Cytotoxic effects of combinational therapy of ascorbic acid and 3PO on breast and non‐small cell lung cancer cells

Many malignant cancer cells exhibit a high glycolytic rate even in the presence of oxygen. The Warburg effect has lead to the selective targeting of glycolytic enzymes by many novel therapeutic agents. Mitochondrial respiratory injury and damaged oxidative stress mechanisms within the cell are postulated to contribute to this cancerous phenotype. Therapies that inhibit glycolysis and induce oxidative stress may be particularly effective. We used the glycolysis inhibitor 3PO and pro‐oxidant ascorbic acid in combination against MCF7 and H1299 cells to test this hypothesis. We observed a synergistic loss of cell viability when a combination of drugs was used against H1299 cells, which correlated with induction of DNA damage and apoptosis in H1299. Interestingly, MCF7 cells did not respond to the treatment with the same efficacy as H1299 cells, implying a stronger resistance to 3PO and ascorbic acid.
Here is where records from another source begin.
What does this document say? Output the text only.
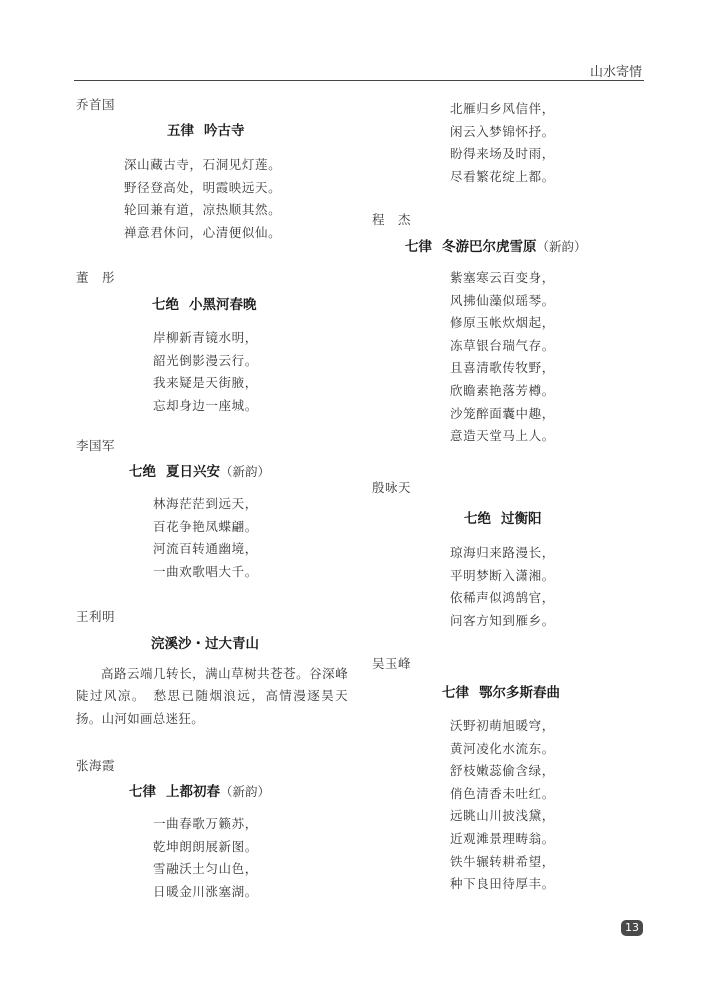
山水寄情
乔首国
五律 吟古寺
深山藏古寺，石洞见灯莲。
野径登高处，明霞映远天。
轮回兼有道，凉热顺其然。
禅意君休问，心清便似仙。
董　彤
七绝 小黑河春晚
岸柳新青镜水明，
韶光倒影漫云行。
我来疑是天街腋，
忘却身边一座城。
李国军
七绝 夏日兴安（新韵）
林海茫茫到远天，
百花争艳凤蝶翩。
河流百转通幽境，
一曲欢歌唱大千。
王利明
浣溪沙・过大青山
高路云端几转长，满山草树共苍苍。谷深峰陡过风凉。　愁思已随烟浪远，高情漫逐昊天扬。山河如画总迷狂。
张海霞
七律 上都初春（新韵）
一曲春歌万籁苏，
乾坤朗朗展新图。
雪融沃土匀山色，
日暖金川涨塞湖。
北雁归乡风信伴，
闲云入梦锦怀抒。
盼得来场及时雨，
尽看繁花绽上都。
程　杰
七律 冬游巴尔虎雪原（新韵）
紫塞寒云百变身，
风拂仙藻似瑶琴。
修原玉帐炊烟起，
冻草银台瑞气存。
且喜清歌传牧野，
欣瞻素艳落芳樽。
沙笼醉面囊中趣，
意造天堂马上人。
殷咏天
七绝 过衡阳
琼海归来路漫长，
平明梦断入潇湘。
依稀声似鸿鹄官，
问客方知到雁乡。
吴玉峰
七律 鄂尔多斯春曲
沃野初萌旭暖穹，
黄河凌化水流东。
舒枝嫩蕊偷含绿，
俏色清香未吐红。
远眺山川披浅黛，
近观滩景理畴翁。
铁牛辗转耕希望，
种下良田待厚丰。
13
Reactive oxygen species (ROS) levels in drug treated H1299 cells display an initial increase and a later diminished degree of ROS. Mitochondrial dysfunction was also assessed to see if apoptosis proceeded via the intrinsic apoptotic pathway in H1299 cells. Data suggests at higher doses of combination drug therapy, mitochondrial integrity is disrupted. Our results suggest that this combinational therapy against glycolysis and oxidative stress show synergistic, cytotoxic results in non‐small cell lung cancer. This research was supported by the Medicus Society and the U.S. Department of Defense USAMRMC/TATRC, Award W81XWH‐09‐2‐0022.